Civic Engagement - Community-led Procurement
Community Led Procurement enables local communities to actively control the allocation of local government or donor funds for the purchase of goods or services.

Civic Engagement - Community-led Procurement

24 February 2015

We have developed a Civic Activism Awards Programme to allow Northern Ireland based voluntary, community or social enterprise organisations to bid for the opportunity to try out one of the 29 tools from the Tools Directory.

Today we look further at Community Led Procurement (CLP) which enables local communities to actively control the allocation of local government or donor funds for the purchase of goods or services.


CLP can be initiated by any procurement budget holder, including governments, public/private partnerships and civil society or donor organisations.

The process is thought to enable better public understanding of procurement systems as well as building partnerships between all parties involved.

It has also been shown to increase accountability and transparency in the procurement process, reduce corruption and wastage, ensure better quality or value for money, and increase the use of local contractors.
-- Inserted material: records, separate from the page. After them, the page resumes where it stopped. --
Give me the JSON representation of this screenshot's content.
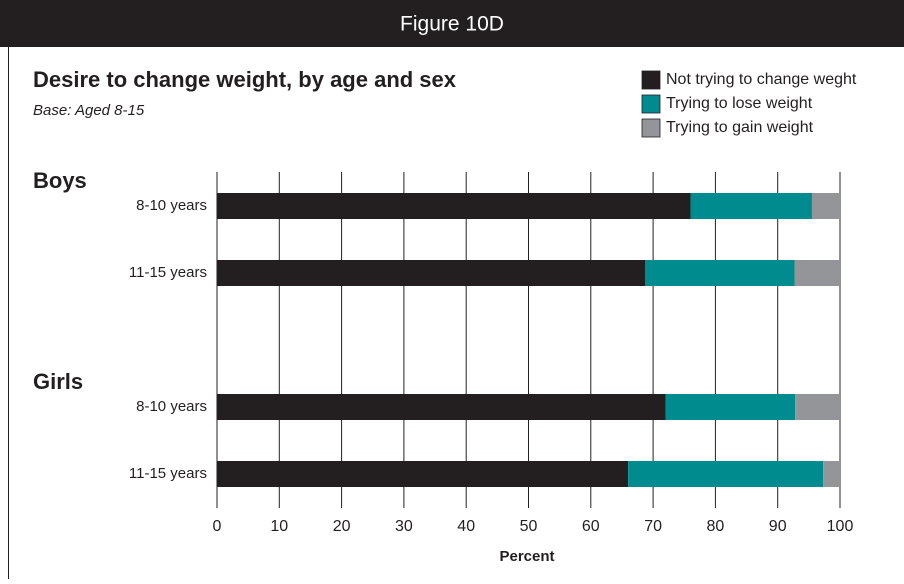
{
  "header": "Figure 10D",
  "chart_data": {
    "type": "stacked-bar-horizontal",
    "title": "Desire to change weight, by age and sex",
    "subtitle": "Base: Aged 8-15",
    "groups": [
      "Boys",
      "Girls"
    ],
    "categories": [
      "8-10 years",
      "11-15 years",
      "8-10 years",
      "11-15 years"
    ],
    "series": [
      {
        "name": "Not trying to change weght",
        "color": "#231f20",
        "values": [
          76,
          68.7,
          72,
          66
        ]
      },
      {
        "name": "Trying to lose weight",
        "color": "#008b8f",
        "values": [
          19.5,
          24,
          20.8,
          31.3
        ]
      },
      {
        "name": "Trying to gain weight",
        "color": "#939598",
        "values": [
          4.5,
          7.3,
          7.2,
          2.7
        ]
      }
    ],
    "xlim": [
      0,
      100
    ],
    "xticks": [
      0,
      10,
      20,
      30,
      40,
      50,
      60,
      70,
      80,
      90,
      100
    ],
    "xlabel": "Percent",
    "grid": true
  }
}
Commonly, CLP involves three broad stages: 

  • Preparation and initiation: The preparatory stage includes clarification of scope and initial consultation with the community, leading to the establishment of a community procurement committee.
  • Building capacity and structures: Capacity building follows, and involves an assessment of current knowledge, organisation of training and technical assistance, and the establishment of structures potentially including the transfer of funds from the government or donor source to the community.
  • Procurement of goods and services: The procurement phase focuses on the provision of support to the procurement committee for the development of procurement guidelines, policies and mechanisms, including monitoring and evaluation processes. 

CLP in Action

The Community-led Infrastructure Finance Facility (CLIFF) in Mumbai, India, stemmed from a four-year DFID (UK Department for International Development) funded research project exploring the possibility for communities to carry out their own habitat developments in Africa, Asia and Latin America.

CLIFF provides venture capital and other financial products directly to organisations of the urban poor, supporting community-led slum upgrading schemes conceived in partnership with city authorities.